Harford County High Point Trip Report

Date: June 20, 2001
Author: Dan Case

From the Baltimore County HP, you want to backtrack down Middletown Road to Freeland Road, at the country store and Gunpowder Baptist Church (great name, no?). Follow this eastward to MD 45, which parallels I-83 at this point. Turn right at the light (south) and very soon you will reach MD 439, which continues to meander past fields and farms and rolling countryside into Harford County, where it meets up with MD 23. Turn left and take this north several miles to the HP areas.

Because of the way Mike Schwartz's trip report is laid out, I missed hitting one of the areas east of 23's bend at the state line. I may return for it. However I feel I have hit the high ground here.

The gas station he alludes to is not the Exxon station you see when the road bends to follow the state line (that's in PA). It's the Getty station near the orchard stand. These were the first two areas I did.

I parked in the orchard stand lot and walked up the road to the red barn area, breaking a major sweat on this easy walk due to the dragon's-breath heat and humidity of the day. I found the clearest high ground to be next to the windmill on the west side of the barn, from whence one can see a thin obelisk on the side of the road marking the state line, where 23 finally turns into PA 24.

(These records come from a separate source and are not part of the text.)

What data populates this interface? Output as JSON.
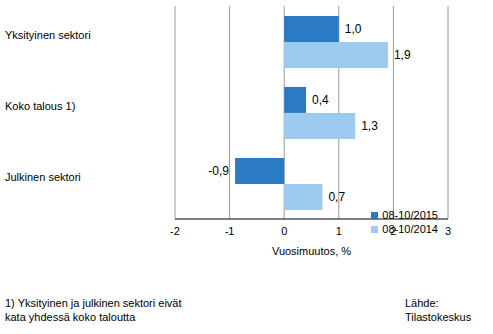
{
  "chart_data": {
    "type": "bar",
    "orientation": "horizontal",
    "categories": [
      "Yksityinen sektori",
      "Koko talous 1)",
      "Julkinen sektori"
    ],
    "series": [
      {
        "name": "08-10/2015",
        "color": "#2b7bc4",
        "values": [
          1.0,
          0.4,
          -0.9
        ],
        "value_labels": [
          "1,0",
          "0,4",
          "-0,9"
        ]
      },
      {
        "name": "08-10/2014",
        "color": "#9dcbef",
        "values": [
          1.9,
          1.3,
          0.7
        ],
        "value_labels": [
          "1,9",
          "1,3",
          "0,7"
        ]
      }
    ],
    "x_label": "Vuosimuutos, %",
    "xlim": [
      -2,
      3
    ],
    "xticks": [
      -2,
      -1,
      0,
      1,
      2,
      3
    ],
    "grid": true,
    "data_labels": true,
    "legend": "lower right",
    "annotations": [
      "1) Yksityinen ja julkinen sektori eivät\nkata yhdessä koko taloutta",
      "Lähde:\nTilastokeskus"
    ]
  }
}
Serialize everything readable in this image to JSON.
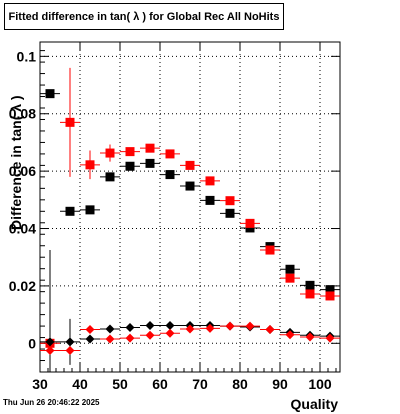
{
  "title": "Fitted difference in tan( λ ) for Global Rec All NoHits",
  "timestamp": "Thu Jun 26 20:46:22 2025",
  "chart_data": {
    "type": "scatter",
    "title": "Fitted difference in tan( λ ) for Global Rec All NoHits",
    "xlabel": "Quality",
    "ylabel": "Difference in tan( λ )",
    "xlim": [
      30,
      105
    ],
    "ylim": [
      -0.01,
      0.105
    ],
    "x_ticks": [
      30,
      40,
      50,
      60,
      70,
      80,
      90,
      100
    ],
    "y_ticks": [
      0,
      0.02,
      0.04,
      0.06,
      0.08,
      0.1
    ],
    "y_tick_labels": [
      "0",
      "0.02",
      "0.04",
      "0.06",
      "0.08",
      "0.1"
    ],
    "grid": true,
    "x": [
      32.5,
      37.5,
      42.5,
      47.5,
      52.5,
      57.5,
      62.5,
      67.5,
      72.5,
      77.5,
      82.5,
      87.5,
      92.5,
      97.5,
      102.5
    ],
    "series": [
      {
        "marker": "square",
        "color": "#000000",
        "values": [
          0.087,
          0.046,
          0.0465,
          0.058,
          0.0617,
          0.0627,
          0.0588,
          0.0548,
          0.0498,
          0.0453,
          0.0402,
          0.0337,
          0.0258,
          0.0202,
          0.0187
        ],
        "errors": [
          0.0,
          0.0,
          0.0,
          0.0,
          0.0,
          0.0,
          0.0,
          0.0,
          0.0,
          0.0,
          0.0,
          0.0,
          0.0,
          0.0,
          0.0
        ]
      },
      {
        "marker": "square",
        "color": "#ff0000",
        "values": [
          0.0,
          0.077,
          0.0622,
          0.0663,
          0.0668,
          0.068,
          0.066,
          0.062,
          0.0566,
          0.0497,
          0.0418,
          0.0325,
          0.0227,
          0.0172,
          0.0165
        ],
        "errors": [
          0.0,
          0.019,
          0.005,
          0.003,
          0.0,
          0.0,
          0.0,
          0.0,
          0.0,
          0.0,
          0.0,
          0.0,
          0.0,
          0.0,
          0.0
        ]
      },
      {
        "marker": "diamond",
        "color": "#000000",
        "values": [
          0.0005,
          0.0005,
          0.0015,
          0.005,
          0.0055,
          0.0062,
          0.0062,
          0.0062,
          0.0062,
          0.006,
          0.0057,
          0.0048,
          0.0038,
          0.0028,
          0.0025
        ],
        "errors": [
          0.032,
          0.008,
          0.0,
          0.0,
          0.0,
          0.0,
          0.0,
          0.0,
          0.0,
          0.0,
          0.0,
          0.0,
          0.0,
          0.0,
          0.0
        ]
      },
      {
        "marker": "diamond",
        "color": "#ff0000",
        "values": [
          -0.0025,
          -0.0025,
          0.0048,
          0.0015,
          0.0018,
          0.0028,
          0.0035,
          0.005,
          0.0052,
          0.006,
          0.006,
          0.0048,
          0.003,
          0.0022,
          0.0018
        ],
        "errors": [
          0.0,
          0.0,
          0.0,
          0.0,
          0.0,
          0.0,
          0.0,
          0.0,
          0.0,
          0.0,
          0.0,
          0.0,
          0.0,
          0.0,
          0.0
        ]
      }
    ]
  }
}
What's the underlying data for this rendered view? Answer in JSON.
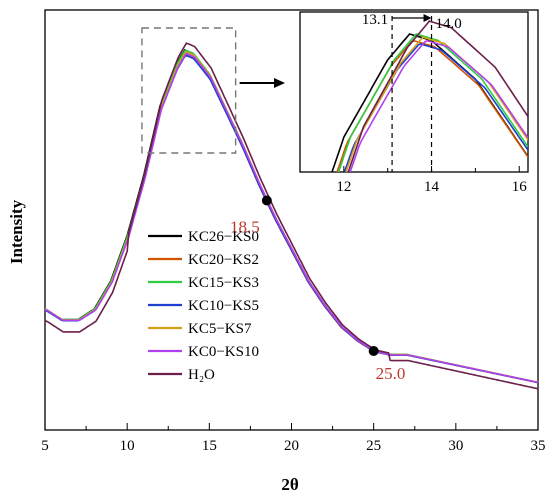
{
  "chart_data": {
    "type": "line",
    "xlabel": "2θ",
    "ylabel": "Intensity",
    "xlim": [
      5,
      35
    ],
    "x_ticks": [
      "5",
      "10",
      "15",
      "20",
      "25",
      "30",
      "35"
    ],
    "y_ticks": [],
    "legend_position": "left-center",
    "series": [
      {
        "name": "KC26−KS0",
        "color": "#000000",
        "offset": 0.0
      },
      {
        "name": "KC20−KS2",
        "color": "#d35400",
        "offset": 0.15
      },
      {
        "name": "KC15−KS3",
        "color": "#2ecc40",
        "offset": 0.3
      },
      {
        "name": "KC10−KS5",
        "color": "#1f3fd1",
        "offset": 0.45
      },
      {
        "name": "KC5−KS7",
        "color": "#d4a017",
        "offset": 0.6
      },
      {
        "name": "KC0−KS10",
        "color": "#b040f0",
        "offset": 0.75
      },
      {
        "name": "H₂O",
        "color": "#6b1f4a",
        "offset": 0.9
      }
    ],
    "profile_x": [
      5,
      6,
      7,
      8,
      9,
      10,
      11,
      12,
      13,
      13.5,
      14,
      15,
      16,
      17,
      18,
      18.5,
      19,
      20,
      21,
      22,
      23,
      24,
      25,
      26,
      27,
      28,
      29,
      30,
      31,
      32,
      33,
      34,
      35
    ],
    "profile_y": [
      0.26,
      0.23,
      0.23,
      0.26,
      0.34,
      0.47,
      0.64,
      0.84,
      0.96,
      1.0,
      0.99,
      0.93,
      0.83,
      0.73,
      0.62,
      0.57,
      0.52,
      0.43,
      0.34,
      0.27,
      0.21,
      0.17,
      0.14,
      0.13,
      0.13,
      0.12,
      0.11,
      0.1,
      0.09,
      0.08,
      0.07,
      0.06,
      0.05
    ],
    "markers": [
      {
        "x": 18.5,
        "label": "18.5"
      },
      {
        "x": 25.0,
        "label": "25.0"
      }
    ],
    "inset": {
      "xlim": [
        11,
        16.2
      ],
      "x_ticks": [
        "12",
        "14",
        "16"
      ],
      "vlines": [
        13.1,
        14.0
      ],
      "vline_labels": [
        "13.1",
        "14.0"
      ]
    }
  }
}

I think this is the highest, although you can't do visual comparisons between this and the other area, in the pine grove between the orchard stand and the Getty station. This is accessible and easily seen to crest next to the trees close to the road, in front of the guest cabins.

Next I went into PA, to New Park Road, for the first of the two areas east of the bend. (I neglected the other because it was laid out on the web page below the possibly manmade BM near Whitesboro and looked like part of that write-up). First, the road is closed just past the turnoff, so if that requires going back to PA 851 that way another route will need to be found for now. Second, Mike's directions are accurate and need no correction. The Mason-Dixon line marker in the field across the road is quite useful in gauging the state line for this liner. However, do take care to use the field on the MD side (where it becomes grass is obviously the property and state line). You're a bit closer to the private residence in PA than Mike's report would have you believe, and walking on the grass is obviously using their side yard.

As for the area 0.7 miles south of the state line, the farmhouse front yard, parking is a little difficult. You'll have to block a driveway across the road for a little bit. However, I could see the east area in the above paragraph from here and it definitely seemed higher.

Heading back to Norrisville and turning left (east) onto MD 136 will set you on course for the Cecil HP, and the possibly man-made BM in the quarry near Whiteford. It's at a ridgecrest, fairly accessible and indeed looks like it could be the true highest point if natural. However, I skipped it today as the weather was just too hot to go bouldering around a quarry, not with another county and a couple of hundred miles of driving to do yet.